Hamer, whose scholarly background is in philosophy, politics, and economics (Oxford), has written a very readable survey of women's passionate relationships in twentieth-century Britain. I thoroughly enjoyed the chatty, anecdotal chapters that focused on specific women -- famous and not-so-famous alike -- in each period between the suffrage movement and the 1980s. Given that my own knowledge of lesbian activism is U.S.-centric, I appreciated seeing the same period through a slightly different lens, and learning about some new names and publications, particularly in the 1950s-70s, that I know I'll be looking into with more serious historical interest.

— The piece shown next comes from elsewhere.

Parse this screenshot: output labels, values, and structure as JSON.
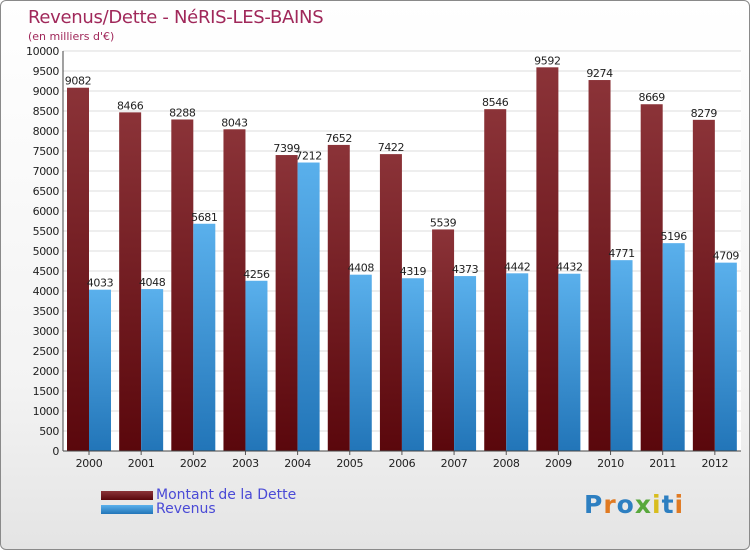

The most frustrating thing about the text -- although I wasn't even very irritated, just puzzled by it -- was Hamer's insistence on understanding women's relationships through her own present-day lens of what lesbian relationships looked like, and how lesbian identity is constituted. There has been a long-standing debate in the history of sexuality field about how we understand sexual identities in periods not-our-own. There's a school of thought that sets about "resurrecting" lesbian and gay individuals from the past, on the assumption that such identities (being innate) have always existed, and we can simply uncover what previous historians have overlooked or deliberately denied. I understand this impulse, but as an historian it makes me twitchy: I believe that sexual desires are of our bodies (and therefore to some extent 'ahistorical,' though even that breaks down on some level), but are also inevitably shaped by the historical context in which we live. Thus, to breezily describe women in same-sex relationships as leading "lesbian lives," or someone from the 1910s as being a "butch dyke" is to apply identities from our own repertoire on people who may have performed such roles with a very different self-conception.
Hamer acknowledges this debate, yet ultimately falls back on an ahistorical interpretation, writing, "It is argued that only those women who thought of themselves as lesbians were lesbians. However, this does just [sic] seem wrong: being a lesbian is a theoretically observable aspect of life ... One is a lesbian if the life one lives is a lesbian life" (10). On the one hand, I understand that Hamer is pushing back against people who are reluctant to accept -- without word-for-word proof -- that any same-sex relationships existed before the sexual revolution. Her argument that we hold same-sex relationships to a higher standard of proof than heterosexual relationships is a valid one. At the same time, "lesbian" as we understand the word today is bound by its historically-specific meanings and can't simply serve as a stand-in for "women who had sex with / sustained sexual relationships with other women." Which is how Hamer seems to wish to use it.
Further, her insistence on describing her (often extremely interesting!) historical subjects as "lesbians" leads her to erase or ignore the variability in their sexual desires and lived lives. For example, situating Vita Sackville-West as a "lesbian" leads her to minimize Sackville-West's marriage to Harold Nicolson as a sham, and suggest it was merely an attempt to maintain social respectability. The much more nuanced relationship Sackville-West describes in her own account becomes lost. Likewise, any possibility of women's sexual fluidity or bisexuality is elided. This is probably, in part, a problem of the period in which Britannia's Glory was conceived -- when sexual identities were still being policed at the boundaries to a greater extent than (it is my hope, anyway) we police them today.
I was, perhaps, spoiled by my recent reading of Emma Donoghue's Inseparable (review coming soon), in which Donoghue handles the identity problem quite simply: by focusing on the texture of passion in women's relationships, regardless of how they are named in a particular time and place. Such an approach steps away from our time-bound conceptions of what a woman who desires, and is sexually involved with, other women looks like or conceives of herself -- and focuses on the heart of the matter: the fact that she expressed her sexuality in some form or fashion with other women. For all or part of her life. To my mind, anyway, this is a much more expansive, enduring, and interesting way to study the people who came before us.